OWN RISK AND SOLVENCY ASSESSMENT
This bill enacts the provisions of the model legislation of the own risk and solvency assessments ("ORSA") legislation developed by the National Association of Insurance Commissioners ("NAIC"). The purpose of the model legislation is to allow large- and medium-sized insurers to develop their own model of current and future financial risk and allow regulators to determine how insurers will react to financial stress.
Beginning January 1, 2016, insurers must file an ORSA summary report with the Director of the Department of Insurance, Financial Institutions and Professional Registration ("director") at the request of director but no more than once each year. The ORSA summary report shall be prepared consistent with the current version of the ORSA guidance manual developed and adopted by the NAIC. Insurers may be exempt from the requirements of the act if they meet certain criteria or are granted a waiver by the director per the terms of the act.

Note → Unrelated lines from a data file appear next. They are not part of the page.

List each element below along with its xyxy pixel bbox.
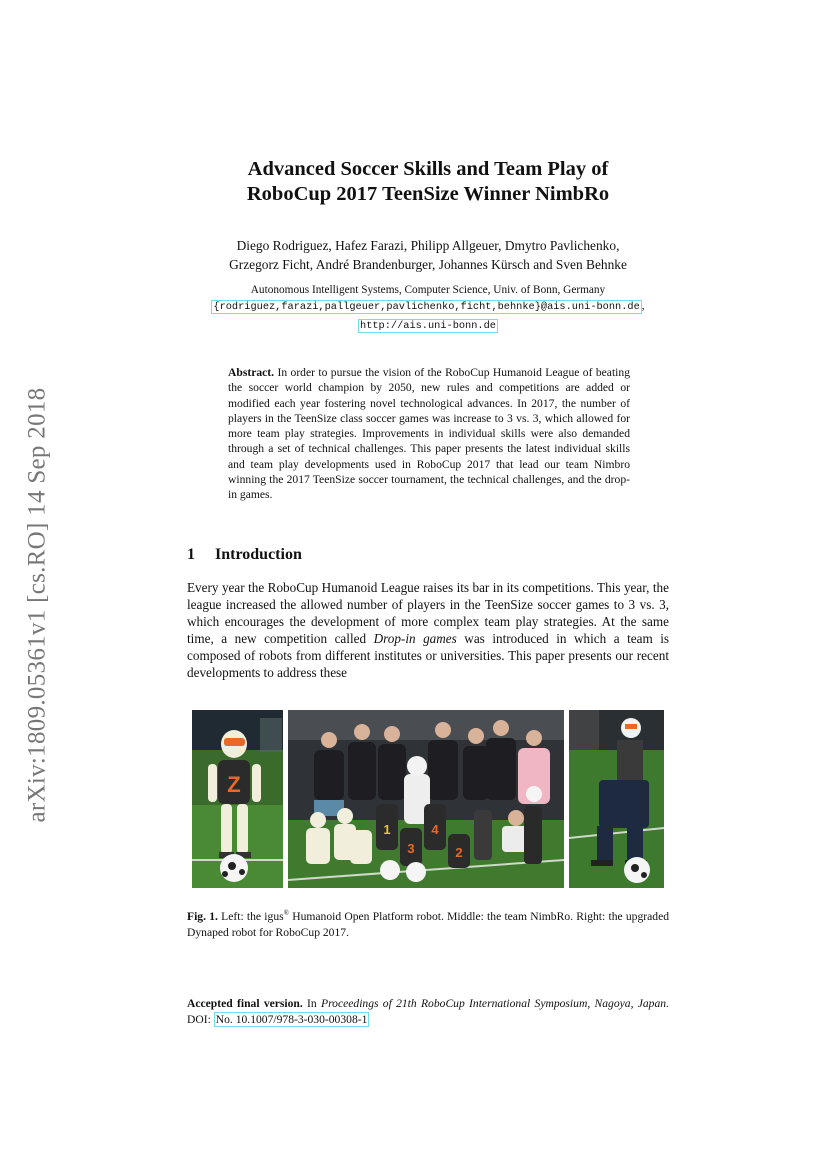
website-link[interactable]: http://ais.uni-bonn.de	[360, 320, 496, 332]
figure-caption	[187, 905, 669, 941]
registered-mark: ®	[283, 909, 289, 917]
svg-text:3: 3	[407, 841, 415, 856]
intro-italic-term: Drop-in games	[373, 630, 457, 646]
accepted-label: Accepted final version.	[187, 997, 303, 1010]
author-list	[150, 236, 706, 274]
photo-dynaped-robot	[569, 710, 664, 888]
abstract-text: In order to pursue the vision of the RoboCup Humanoid League of beating the soccer world champion by 2050, new rules and competitions are added or modified each year fostering novel technological advances. In 2017, the number of players in the TeenSize class soccer games was increase to 3 vs. 3, which allowed for more team play strategies. Improvements in individual skills were also demanded through a set of technical challenges. This paper presents the latest individual skills and team play developments used in RoboCup 2017 that lead our team Nimbro winning the 2017 TeenSize soccer tournament, the technical challenges, and the drop-in games.	[228, 366, 630, 502]
title-line-1: Advanced Soccer Skills and Team Play of	[247, 158, 609, 180]
title-line-2: RoboCup 2017 TeenSize Winner NimbRo	[246, 183, 610, 205]
doi-label: DOI:	[187, 1013, 214, 1026]
svg-text:2: 2	[455, 845, 463, 860]
authors-line-1: Diego Rodriguez, Hafez Farazi, Philipp Allgeuer, Dmytro Pavlichenko,	[236, 238, 620, 253]
institution: Autonomous Intelligent Systems, Computer Science, Univ. of Bonn, Germany	[250, 284, 606, 296]
intro-text-1: Every year the RoboCup Humanoid League raises its bar in its competitions. This year, the league increased the allowed number of players in the TeenSize soccer games to 3 vs. 3, which encourages the development of more complex team play strategies. At the same time, a new competition called	[187, 580, 669, 646]
in-word: In	[302, 997, 321, 1010]
email-link[interactable]: {rodriguez,farazi,pallgeuer,pavlichenko,ficht,behnke}@ais.uni-bonn.de	[213, 301, 640, 313]
affiliation: Autonomous Intelligent Systems, Computer Science, Univ. of Bonn, Germany {rodriguez,farazi,pallgeuer,pavlichenko,ficht,behnke}@ais.uni-bonn.de , http://ais.uni-bonn.de	[150, 282, 706, 334]
paper-title	[150, 157, 706, 207]
section-heading	[187, 546, 302, 564]
figure-label: Fig. 1.	[187, 909, 218, 923]
introduction-paragraph	[187, 580, 669, 681]
caption-text-2: Humanoid Open Platform robot. Middle: the team NimbRo. Right: the upgraded Dynaped robot for RoboCup 2017.	[187, 909, 670, 939]
svg-text:1: 1	[383, 822, 391, 837]
intro-text-2: was introduced in which a team is composed of robots from different institutes or universities. This paper presents our recent developments to address these	[187, 630, 670, 680]
section-title: Introduction	[215, 546, 302, 563]
section-number: 1	[187, 546, 195, 563]
arxiv-identifier-text: arXiv:1809.05361v1 [cs.RO] 14 Sep 2018	[23, 387, 51, 823]
photo-team-nimbro	[288, 710, 564, 888]
authors-line-2: Grzegorz Ficht, André Brandenburger, Johannes Kürsch and Sven Behnke	[229, 257, 627, 272]
doi-link[interactable]: No. 10.1007/978-3-030-00308-1	[215, 1013, 368, 1026]
abstract	[228, 365, 630, 503]
publication-note	[187, 996, 669, 1028]
abstract-label: Abstract.	[228, 366, 275, 379]
svg-text:Z: Z	[227, 772, 241, 797]
proceedings-title: Proceedings of 21th RoboCup International Symposium, Nagoya, Japan.	[321, 997, 669, 1010]
figure-1	[192, 710, 664, 888]
arxiv-identifier	[22, 360, 52, 850]
svg-text:4: 4	[431, 822, 439, 837]
caption-text-1: Left: the igus	[217, 909, 284, 923]
photo-igus-robot	[192, 710, 283, 888]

All documents, materials, or other information, including the ORSA summary report, disclosed to the director under these provisions are recognized by this state as being proprietary and to contain trade secrets and must be confidential by law and privileged and not subject to disclosure under Chapter 610, RSMo, the Open Meetings and Records Law, commonly known as the Sunshine Law; be subject to subpoena; or be subject to discovery or admissible in evidence in any private civil action. In order to assist in the performance of regulatory duties, the director may share, upon request, ORSA related information with other state, federal, and international financial regulatory agencies, the NAIC, and third-party consultants designated by the director provided that the recipient has the legal authority to and agrees in writing to maintain the confidentiality and privileged status of the information. The director must not make the documents, materials, or other information public without the prior written consent of the insurer. Any insurer failing without just cause to timely file a required ORSA summary report commits a level two violation with respect to each day's delay.
This section is identical to HB 1183 (2014) and SB 206 (2015).